Her generosity to the needy, her discretion as a businesswoman and the public service she performed in keeping rowdy boomtown workers corralled in one location in years past, all contributed to a public persona that became larger than the person herself. However, the genuine affection felt for her was nothing short of remarkable.

Her epic struggles with the Alcoholic Beverage Control Board lasted for decades, but even those struggles came to represent examples of her beloved old-timer status. In the mid-1980s when the ABC Board recommended license suspension of the grounds that investigators were solicited for prostitution, "each and every time they went on the premises," the community responded with a petition signed by more than 4,000 area residents asking the board to allow Eadie to keep her license. The Kenai City Council even ask the board to reconsider.

The rumors the Frontier Club engaged in the world's oldest profession were understandable, given the fact that the bottom floor was a strip joint and bar, and the second floor was a hotel.

When asked to comment in 1986, she said, "They still haven't proven anything when it comes down to it."

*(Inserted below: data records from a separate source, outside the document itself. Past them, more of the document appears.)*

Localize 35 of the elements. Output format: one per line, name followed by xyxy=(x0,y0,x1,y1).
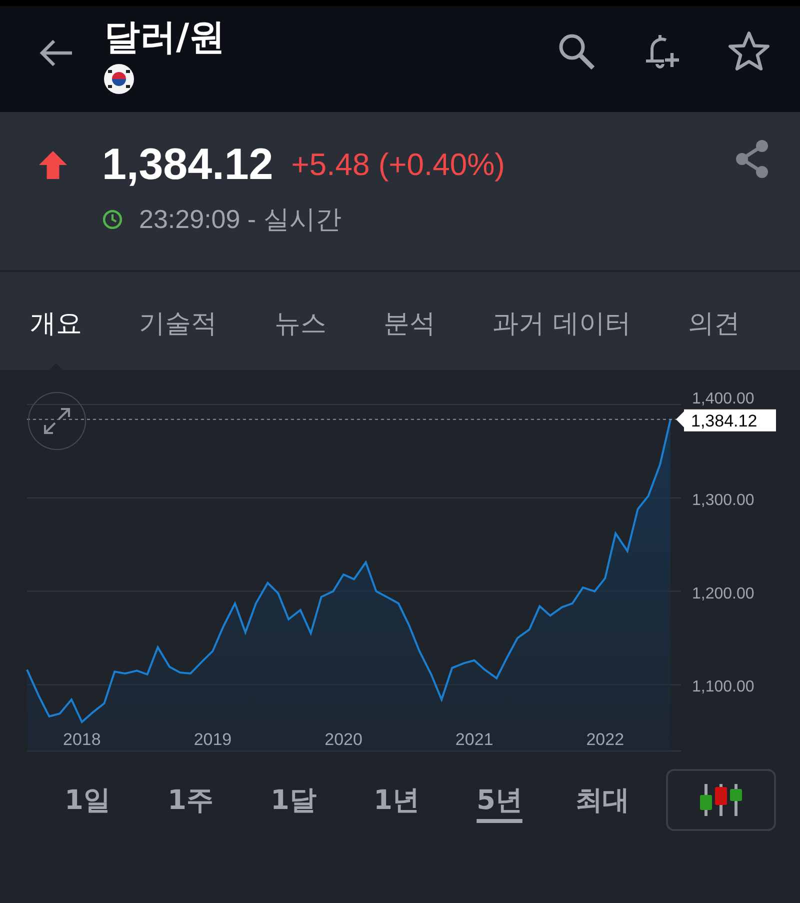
y-axis-label: 1,100.00 xyxy=(692,678,754,696)
expand-button[interactable] xyxy=(28,392,86,450)
price-value: 1,384.12 xyxy=(102,140,274,190)
star-icon[interactable] xyxy=(728,30,770,72)
flag-icon xyxy=(104,64,134,94)
range-tab[interactable]: 1일 xyxy=(36,776,139,824)
price-change: +5.48 (+0.40%) xyxy=(291,147,505,183)
x-axis-label: 2021 xyxy=(455,730,494,749)
range-tab[interactable]: 1년 xyxy=(345,776,448,824)
y-axis-label: 1,200.00 xyxy=(692,585,754,602)
tab[interactable]: 의견 xyxy=(688,272,740,370)
expand-icon xyxy=(42,406,72,436)
x-axis-label: 2019 xyxy=(194,730,232,749)
candlestick-icon xyxy=(699,783,743,817)
share-icon[interactable] xyxy=(734,139,770,179)
range-tab[interactable]: 5년 xyxy=(448,776,551,824)
tab[interactable]: 과거 데이터 xyxy=(492,272,631,370)
range-tab[interactable]: 1달 xyxy=(242,776,345,824)
range-tab[interactable]: 1주 xyxy=(139,776,242,824)
tab[interactable]: 뉴스 xyxy=(274,272,326,370)
range-tab[interactable]: 최대 xyxy=(551,776,654,824)
y-axis-label: 1,300.00 xyxy=(692,492,754,509)
price-tag: 1,384.12 xyxy=(676,409,776,432)
y-axis-label: 1,400.00 xyxy=(692,390,754,408)
clock-icon xyxy=(102,209,123,230)
page-title: 달러/원 xyxy=(104,16,226,60)
ref-line-label: 1,384.12 xyxy=(691,411,758,430)
x-axis-label: 2020 xyxy=(324,730,362,749)
x-axis-label: 2018 xyxy=(63,730,101,749)
tab[interactable]: 개요 xyxy=(30,272,82,370)
chart-type-button[interactable] xyxy=(666,769,776,831)
tab[interactable]: 분석 xyxy=(383,272,436,370)
x-axis-label: 2022 xyxy=(586,730,624,749)
tab[interactable]: 기술적 xyxy=(139,272,218,370)
update-time: 23:29:09 - 실시간 xyxy=(139,203,342,236)
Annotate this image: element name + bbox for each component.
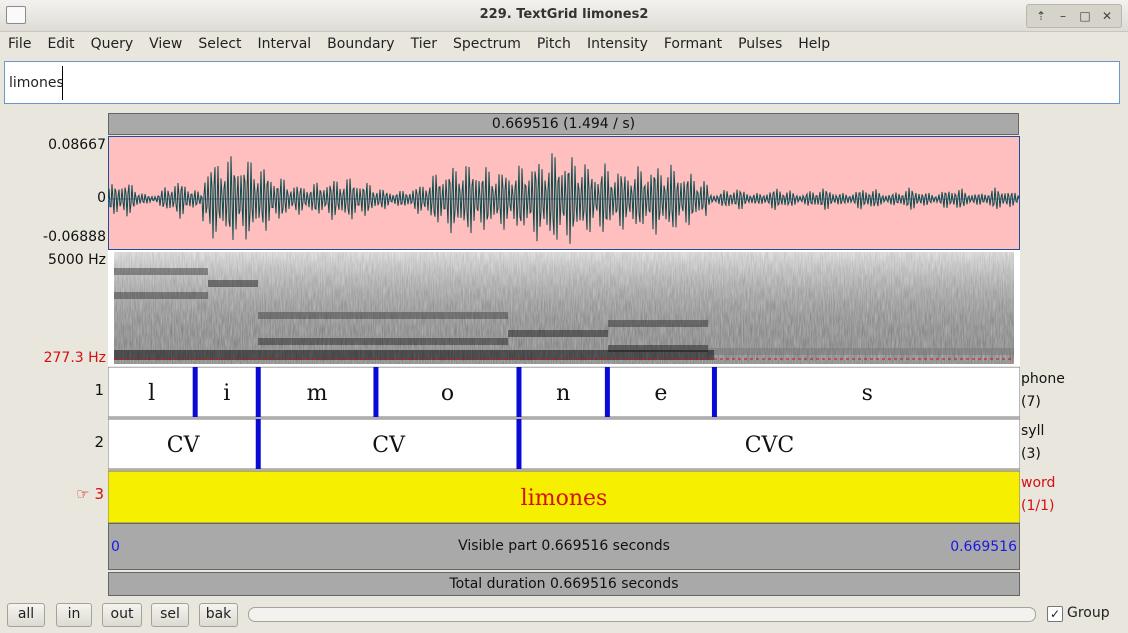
formant-band [258,312,508,319]
zoom-all-button[interactable]: all [7,603,45,627]
tier-1-number: 1 [94,381,104,399]
tier-2-count: (3) [1021,446,1041,462]
tier-1-boundary[interactable] [255,367,261,417]
menu-file[interactable]: File [0,36,39,52]
horizontal-scrollbar[interactable] [248,607,1036,622]
formant-band [708,348,1014,355]
tier-1-boundary[interactable] [711,367,717,417]
selected-tier-pointer-icon: ☞ [76,485,90,503]
text-caret [62,66,63,100]
formant-band [114,268,208,275]
maximize-icon[interactable]: □ [1075,7,1095,25]
tier-1-interval-label[interactable]: l [148,381,155,406]
menu-select[interactable]: Select [190,36,249,52]
tier-2-name: syll (3) [1021,420,1044,466]
menu-pulses[interactable]: Pulses [730,36,790,52]
group-label: Group [1067,605,1110,621]
interval-text-value: limones [9,75,64,91]
formant-band [208,280,258,287]
keep-above-icon[interactable]: ⇡ [1031,7,1051,25]
tier-1-interval-label[interactable]: m [307,381,328,406]
interval-text-field[interactable]: limones [4,61,1120,104]
tier-3-number: ☞ 3 [4,485,104,503]
tier-3-number-text: 3 [94,485,104,503]
visible-part-label: Visible part 0.669516 seconds [458,538,670,554]
tier-1-interval-label[interactable]: n [556,381,570,406]
wave-zero-label: 0 [97,190,106,206]
spectrogram-panel[interactable] [108,250,1020,366]
tier-2-boundary[interactable] [255,419,261,469]
menu-pitch[interactable]: Pitch [529,36,579,52]
menu-spectrum[interactable]: Spectrum [445,36,529,52]
menu-view[interactable]: View [141,36,190,52]
waveform-panel[interactable] [108,136,1020,250]
tier-3-count: (1/1) [1021,498,1055,514]
zoom-in-button[interactable]: in [56,603,92,627]
menu-tier[interactable]: Tier [403,36,445,52]
group-checkbox[interactable]: ✓ [1047,606,1063,622]
tier-1-boundary[interactable] [192,367,198,417]
formant-band [608,320,708,327]
zoom-selection-button[interactable]: sel [151,603,189,627]
tier-1-interval-label[interactable]: s [862,381,873,406]
textgrid-tiers[interactable]: l i m o n e sCV CV CVClimones [108,367,1020,523]
tier-1-interval-label[interactable]: i [223,381,230,406]
wave-min-label: -0.06888 [43,229,106,245]
pitch-floor-label: 277.3 Hz [43,350,106,366]
menu-help[interactable]: Help [790,36,838,52]
tier-2-interval-label[interactable]: CV [167,433,201,458]
menu-boundary[interactable]: Boundary [319,36,402,52]
wave-max-label: 0.08667 [48,137,106,153]
menu-query[interactable]: Query [83,36,142,52]
menu-interval[interactable]: Interval [250,36,320,52]
zoom-out-button[interactable]: out [102,603,142,627]
spectrogram-max-label: 5000 Hz [48,252,106,268]
tier-3-name: word (1/1) [1021,472,1055,518]
menu-formant[interactable]: Formant [656,36,730,52]
tier-3-interval-label[interactable]: limones [521,486,608,511]
tier-2-number: 2 [94,433,104,451]
window-controls: ⇡ – □ ✕ [1026,4,1122,28]
tier-1-boundary[interactable] [516,367,522,417]
formant-band [508,330,608,337]
minimize-icon[interactable]: – [1053,7,1073,25]
visible-end-time: 0.669516 [950,539,1017,555]
tier-1-interval-label[interactable]: o [441,381,454,406]
window-title: 229. TextGrid limones2 [479,7,649,22]
menu-intensity[interactable]: Intensity [579,36,656,52]
menu-edit[interactable]: Edit [39,36,82,52]
zoom-back-button[interactable]: bak [199,603,238,627]
tier-1-name: phone (7) [1021,368,1065,414]
tier-2-boundary[interactable] [516,419,522,469]
visible-part-bar[interactable]: 0 Visible part 0.669516 seconds 0.669516 [108,523,1020,570]
tier-2-name-text: syll [1021,423,1045,439]
tier-1-boundary[interactable] [604,367,610,417]
close-icon[interactable]: ✕ [1097,7,1117,25]
tier-2-interval-label[interactable]: CV [372,433,406,458]
tier-1-interval-label[interactable]: e [654,381,667,406]
tier-2-background[interactable] [108,418,1020,470]
tier-2-interval-label[interactable]: CVC [745,433,795,458]
tier-3-name-text: word [1021,475,1056,491]
tier-1-count: (7) [1021,394,1041,410]
selection-duration-bar[interactable]: 0.669516 (1.494 / s) [108,113,1019,135]
tier-1-boundary[interactable] [373,367,379,417]
formant-band [114,292,208,299]
total-duration-bar[interactable]: Total duration 0.669516 seconds [108,572,1020,596]
formant-band [258,338,508,345]
menu-bar: File Edit Query View Select Interval Boundary T… [0,31,1128,57]
tier-1-name-text: phone [1021,371,1065,387]
spectrogram-shade [114,252,1014,364]
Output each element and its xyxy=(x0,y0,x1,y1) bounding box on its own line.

On the prostitution charges, she said, "I'm not admitting it, all I'm saying is that people have had a good time here and enjoyed themselves immensely. People may have come in as strangers, but they always left as friends."

In that same interview, Eadie said, "I'll never leave Kenai. I'll be here when those people who put me out of business are gone. I can hold my head up high. I think I've done a wonderful job. I feel like I brought a lot of people a lot of happiness here."

Her concern for those in need and her contribution in reaching out to help are acknowledged even by her critics.

Eadie's sense of independence, adventure, humor, honesty and determination will be missed. At a time when the peninsula's economy remains hopelessly depressed, with little to suggest the immediate future will improve, the loss of her voice will be felt.

To reflect on those economic forces that brought Eadie to Kenai, oil, fishing and the military only deepen one's sense of despair. In the short time she was with here, commercial fishing in Cook Inlet has by and large evolved into a summer hobby.

The military has been gone so long it is hard to find someone who even remembers its presence. And the proud tradition of the oil field, once home for colorful wildcats, is now a system of "preferred-partners," an arrangement that has all but eliminated area independents from the industry.

The yards of the Columbia Ward Cannery and countless area oil field contractors remain as empty now as the parking lot of the Frontier Club.

For the record, Eadie's last performance was at the Vagabond Inn on Dec. 11 at the age of 73. She lost her battle with cancer after a 26-year struggle. She said it was the thoughts of her son and many friends that gave her the energy for the fight.

Eadie lived her life on her own terms -- with no apologies.

For her countless contributions to the community she received little acknowledgment. But she was never bitter, for she understood full well the delicate nature of social norms. At a time when we need more neighbors of Eadie's character, she is suddenly gone. It's hard to believe our luck has gotten this bad.